September 30, 2022
Putin’s new foreign policy to boost ties with India, China

Putin’s new foreign policy to boost ties with India, China

Vladimir Putin approved a new foreign policy doctrine based on the concept of the “Russian world”.

Moscow:

President Vladimir Putin on Monday approved a new foreign policy doctrine based on the concept of the “Russian world,” a notion that conservative thinkers have used to justify interference abroad in support of Russian-speakers.

The 31-page “Humanitarian Policy”, published more than six months into the war in Ukraine, says that Russia must “preserve, protect and advance the traditions and ideals of the Russian world”.

Presented as a sort of soft power strategy, it is rooted in official policy ideas around Russian politics and religion that some radicals use to justify Moscow’s occupation of parts of Ukraine and Russians in the country’s east. Used to support supporting organizations.

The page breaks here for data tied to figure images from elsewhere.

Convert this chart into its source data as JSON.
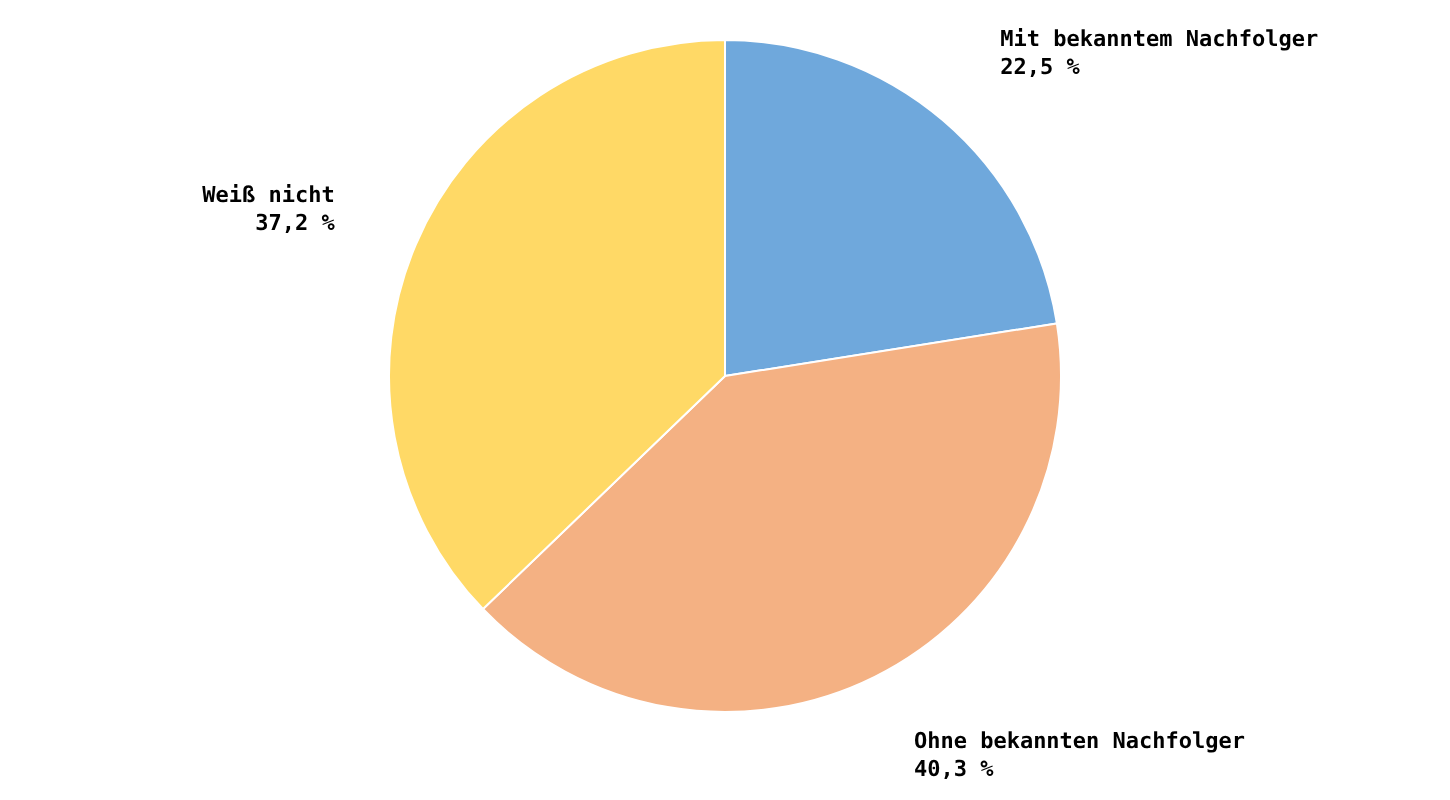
{
  "chart_data": {
    "type": "pie",
    "categories": [
      "Mit bekanntem Nachfolger",
      "Ohne bekannten Nachfolger",
      "Weiß nicht"
    ],
    "values": [
      22.5,
      40.3,
      37.2
    ],
    "value_labels": [
      "22,5 %",
      "40,3 %",
      "37,2 %"
    ],
    "colors": [
      "#6fa8dc",
      "#f4b183",
      "#ffd966"
    ]
  }
}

The policy states, “The Russian Federation provides assistance to its compatriots living abroad to ensure the fulfillment of their rights, the protection of their interests and the preservation of their Russian cultural identity.”

It said Russia’s relations with its compatriots abroad allowed it to “consolidate its image on the international stage as a democratic country striving to build a multi-polar world.”

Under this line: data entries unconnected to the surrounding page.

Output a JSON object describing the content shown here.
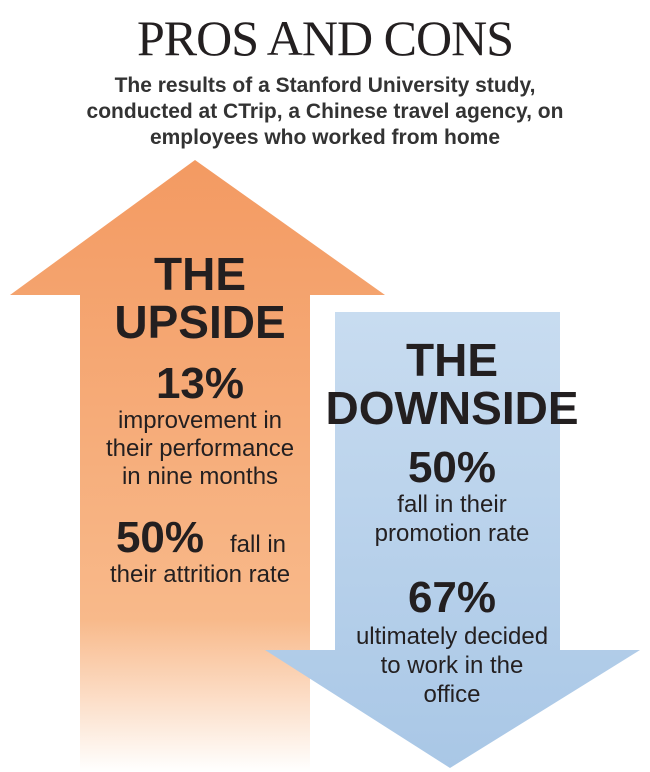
{
  "title": "PROS AND CONS",
  "subtitle": [
    "The results of a Stanford University study,",
    "conducted at CTrip, a Chinese travel agency, on",
    "employees who worked from home"
  ],
  "upside": {
    "heading": [
      "THE",
      "UPSIDE"
    ],
    "items": [
      {
        "figure": "13%",
        "lines": [
          "improvement in",
          "their performance",
          "in nine months"
        ]
      },
      {
        "figure": "50%",
        "lines": [
          "fall in",
          "their attrition rate"
        ]
      }
    ]
  },
  "downside": {
    "heading": [
      "THE",
      "DOWNSIDE"
    ],
    "items": [
      {
        "figure": "50%",
        "lines": [
          "fall in their",
          "promotion rate"
        ]
      },
      {
        "figure": "67%",
        "lines": [
          "ultimately decided",
          "to work in the",
          "office"
        ]
      }
    ]
  }
}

Putin has for years been shedding light on what he sees as the tragic fate of some 25 million ethnic Russians who found themselves living outside Russia in newly independent states following the fall of the Soviet Union in 1991, a phenomenon What he called a geopolitical catastrophe.

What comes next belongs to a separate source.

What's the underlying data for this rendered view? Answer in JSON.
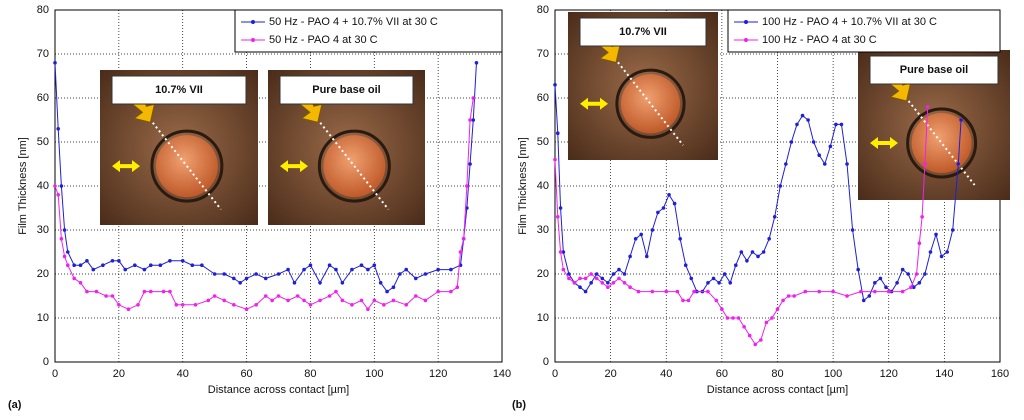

Russia regarded the former Soviet space, from the Baltic to Central Asia, as its legitimate sphere of influence – a notion fiercely opposed by those countries as well as the West.

The new policy says that Russia should increase cooperation with the Slavic countries, China and India, and further strengthen its ties with the Middle East, Latin America and Africa.

It said Moscow should further deepen its ties with Abkhazia and Ossetia, two Georgian regions recognized as independent by Moscow after the 2008 war against Georgia, as well as two separate territories in eastern Ukraine. institutions, residents of the self-styled Donetsk People’s Republic and the Luhansk Republic.

(Except for the title, this story has not been edited by NDTV staff and is published from a syndicated feed.)